Zieger’s chapters treat the world of mass media with a generosity that it has not typically received. While Theodor Adorno and Max Horkheimer castigated “the culture industry” for turning consumers into zombies, Zieger explores the subject with an even-handed curiosity, tracking an array of weird and wonderful Victorian objects—cigarette cards featuring pictures of freshwater fish or Dickens characters; the quill feathers, steel pens, and staining inks comprising the writing technologies of Victorian clerks; the temperance tokens awarded to alcohol drinkers who pledged sobriety. Zieger’s moderated vision of media seems true to our complicated modern experience, where mass social media platforms offer the dangers of tribalism alongside the pleasures of aspiration and self-fashioning.
The Mediated Mind led me to one lingering question: why is passivity still taken as the defining note of modern media consumption? Zieger follows Jonathan Crary, who in Suspensions of Perception aligned mass culture with “states of distraction, reverie, dissociation, and trance.” These associations echo those of Adorno and Horkheimer when attacking the mindlessness of culture consumption. While Zieger assigns a more positive valence to mass culture’s states of “reverie,” “enchantment,” and “daydreaming” (p. 8), the theory still essentially places media usage beyond the rational or conscious self, distinct from the centers of identity. The very intensity of her acute analysis, however, suggests a different possibility, by which our media choices might contribute to a more active kind of self-making and self-definition.

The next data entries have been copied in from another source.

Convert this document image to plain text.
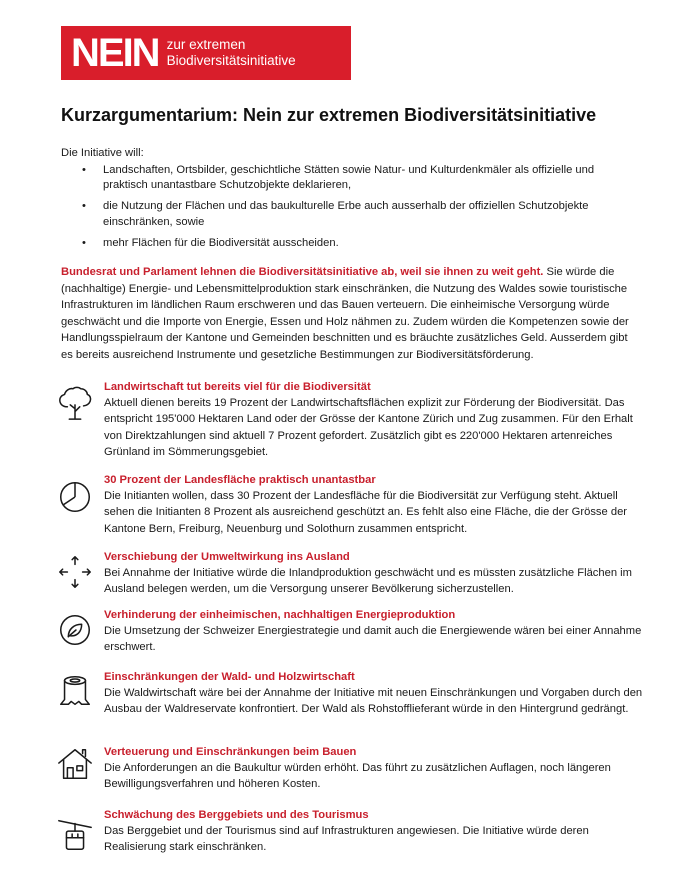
NEIN zur extremen
Biodiversitätsinitiative
Kurzargumentarium: Nein zur extremen Biodiversitätsinitiative
Die Initiative will:
• Landschaften, Ortsbilder, geschichtliche Stätten sowie Natur- und Kulturdenkmäler als offizielle und praktisch unantastbare Schutzobjekte deklarieren,
• die Nutzung der Flächen und das baukulturelle Erbe auch ausserhalb der offiziellen Schutzobjekte einschränken, sowie
• mehr Flächen für die Biodiversität ausscheiden.

Bundesrat und Parlament lehnen die Biodiversitätsinitiative ab, weil sie ihnen zu weit geht. Sie würde die (nachhaltige) Energie- und Lebensmittelproduktion stark einschränken, die Nutzung des Waldes sowie touristische Infrastrukturen im ländlichen Raum erschweren und das Bauen verteuern. Die einheimische Versorgung würde geschwächt und die Importe von Energie, Essen und Holz nähmen zu. Zudem würden die Kompetenzen sowie der Handlungsspielraum der Kantone und Gemeinden beschnitten und es bräuchte zusätzliches Geld. Ausserdem gibt es bereits ausreichend Instrumente und gesetzliche Bestimmungen zur Biodiversitätsförderung.

Landwirtschaft tut bereits viel für die Biodiversität

Aktuell dienen bereits 19 Prozent der Landwirtschaftsflächen explizit zur Förderung der Biodiversität. Das entspricht 195'000 Hektaren Land oder der Grösse der Kantone Zürich und Zug zusammen. Für den Erhalt von Direktzahlungen sind aktuell 7 Prozent gefordert. Zusätzlich gibt es 220'000 Hektaren artenreiches Grünland im Sömmerungsgebiet.

30 Prozent der Landesfläche praktisch unantastbar

Die Initianten wollen, dass 30 Prozent der Landesfläche für die Biodiversität zur Verfügung steht. Aktuell sehen die Initianten 8 Prozent als ausreichend geschützt an. Es fehlt also eine Fläche, die der Grösse der Kantone Bern, Freiburg, Neuenburg und Solothurn zusammen entspricht.

Verschiebung der Umweltwirkung ins Ausland

Bei Annahme der Initiative würde die Inlandproduktion geschwächt und es müssten zusätzliche Flächen im Ausland belegen werden, um die Versorgung unserer Bevölkerung sicherzustellen.

Verhinderung der einheimischen, nachhaltigen Energieproduktion

Die Umsetzung der Schweizer Energiestrategie und damit auch die Energiewende wären bei einer Annahme erschwert.

Einschränkungen der Wald- und Holzwirtschaft

Die Waldwirtschaft wäre bei der Annahme der Initiative mit neuen Einschränkungen und Vorgaben durch den Ausbau der Waldreservate konfrontiert. Der Wald als Rohstofflieferant würde in den Hintergrund gedrängt.

Verteuerung und Einschränkungen beim Bauen

Die Anforderungen an die Baukultur würden erhöht. Das führt zu zusätzlichen Auflagen, noch längeren Bewilligungsverfahren und höheren Kosten.

Schwächung des Berggebiets und des Tourismus

Das Berggebiet und der Tourismus sind auf Infrastrukturen angewiesen. Die Initiative würde deren Realisierung stark einschränken.
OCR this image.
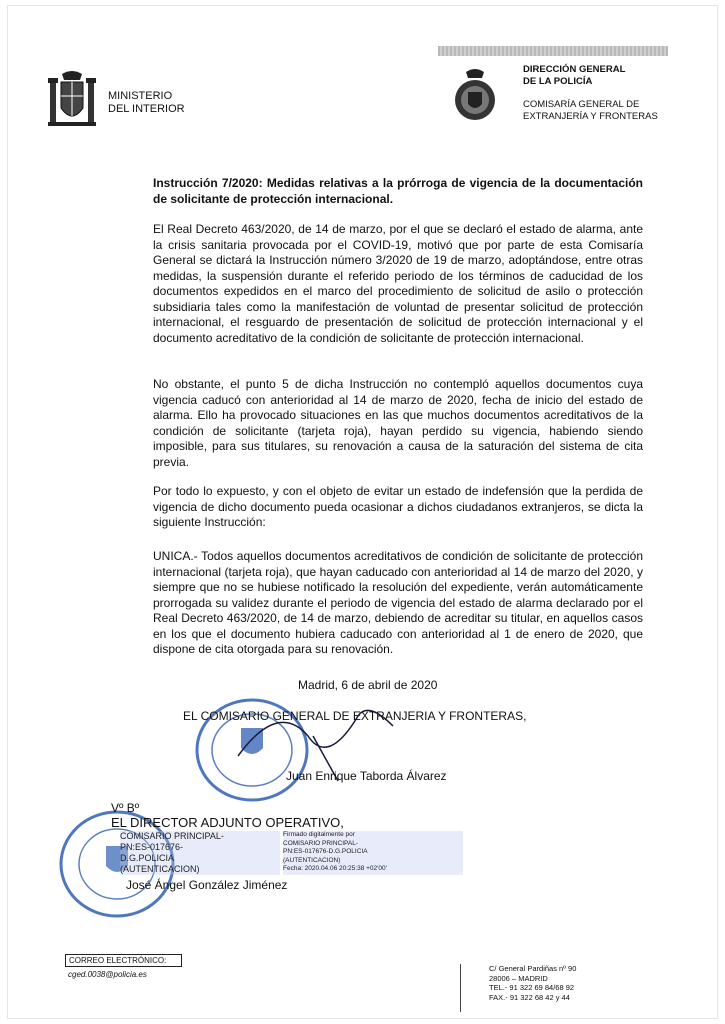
MINISTERIO
DEL INTERIOR
DIRECCIÓN GENERAL
DE LA POLICÍA
COMISARÍA GENERAL DE
EXTRANJERÍA Y FRONTERAS
Instrucción 7/2020: Medidas relativas a la prórroga de vigencia de la documentación de solicitante de protección internacional.
El Real Decreto 463/2020, de 14 de marzo, por el que se declaró el estado de alarma, ante la crisis sanitaria provocada por el COVID-19, motivó que por parte de esta Comisaría General se dictará la Instrucción número 3/2020 de 19 de marzo, adoptándose, entre otras medidas, la suspensión durante el referido periodo de los términos de caducidad de los documentos expedidos en el marco del procedimiento de solicitud de asilo o protección subsidiaria tales como la manifestación de voluntad de presentar solicitud de protección internacional, el resguardo de presentación de solicitud de protección internacional y el documento acreditativo de la condición de solicitante de protección internacional.
No obstante, el punto 5 de dicha Instrucción no contempló aquellos documentos cuya vigencia caducó con anterioridad al 14 de marzo de 2020, fecha de inicio del estado de alarma. Ello ha provocado situaciones en las que muchos documentos acreditativos de la condición de solicitante (tarjeta roja), hayan perdido su vigencia, habiendo siendo imposible, para sus titulares, su renovación a causa de la saturación del sistema de cita previa.
Por todo lo expuesto, y con el objeto de evitar un estado de indefensión que la perdida de vigencia de dicho documento pueda ocasionar a dichos ciudadanos extranjeros, se dicta la siguiente Instrucción:
UNICA.- Todos aquellos documentos acreditativos de condición de solicitante de protección internacional (tarjeta roja), que hayan caducado con anterioridad al 14 de marzo del 2020, y siempre que no se hubiese notificado la resolución del expediente, verán automáticamente prorrogada su validez durante el periodo de vigencia del estado de alarma declarado por el Real Decreto 463/2020, de 14 de marzo, debiendo de acreditar su titular, en aquellos casos en los que el documento hubiera caducado con anterioridad al 1 de enero de 2020, que dispone de cita otorgada para su renovación.
Madrid, 6 de abril de 2020
EL COMISARIO GENERAL DE EXTRANJERIA Y FRONTERAS,
Juan Enrique Taborda Álvarez
Vº Bº
EL DIRECTOR ADJUNTO OPERATIVO,
COMISARIO PRINCIPAL-
PN:ES-017676-
D.G.POLICIA
(AUTENTICACION)
Firmado digitalmente por
COMISARIO PRINCIPAL-
PN:ES-017676-D.G.POLICIA
(AUTENTICACION)
Fecha: 2020.04.06 20:25:38 +02'00'
José Ángel González Jiménez
CORREO ELECTRÓNICO:
cged.0038@policia.es
C/ General Pardiñas nº 90
28006 – MADRID
TEL.- 91 322 69 84/68 92
FAX.- 91 322 68 42 y 44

This question is more a provocation than a criticism. Ultimately, The Mediated Mind is a profoundly original and insightful achievement, one that does the best kind of historical work by mining the unexpected sources of our own modern-day preoccupations.
 See Max Horkheimer and Theodor W. Adorno, “The Culture Industry: Enlightenment as Mass Deception,” in Dialectic of Enlightenment: Philosophical Fragments, trans. Edmund Jephcott, ed. Gunzelin Schmid Noerr (Stanford, Calif., 2002).
 Jonathan Crary, Suspensions of Perception: Attention, Spectacle, and Modern Culture (Cambridge, Mass., 2001), p. 46.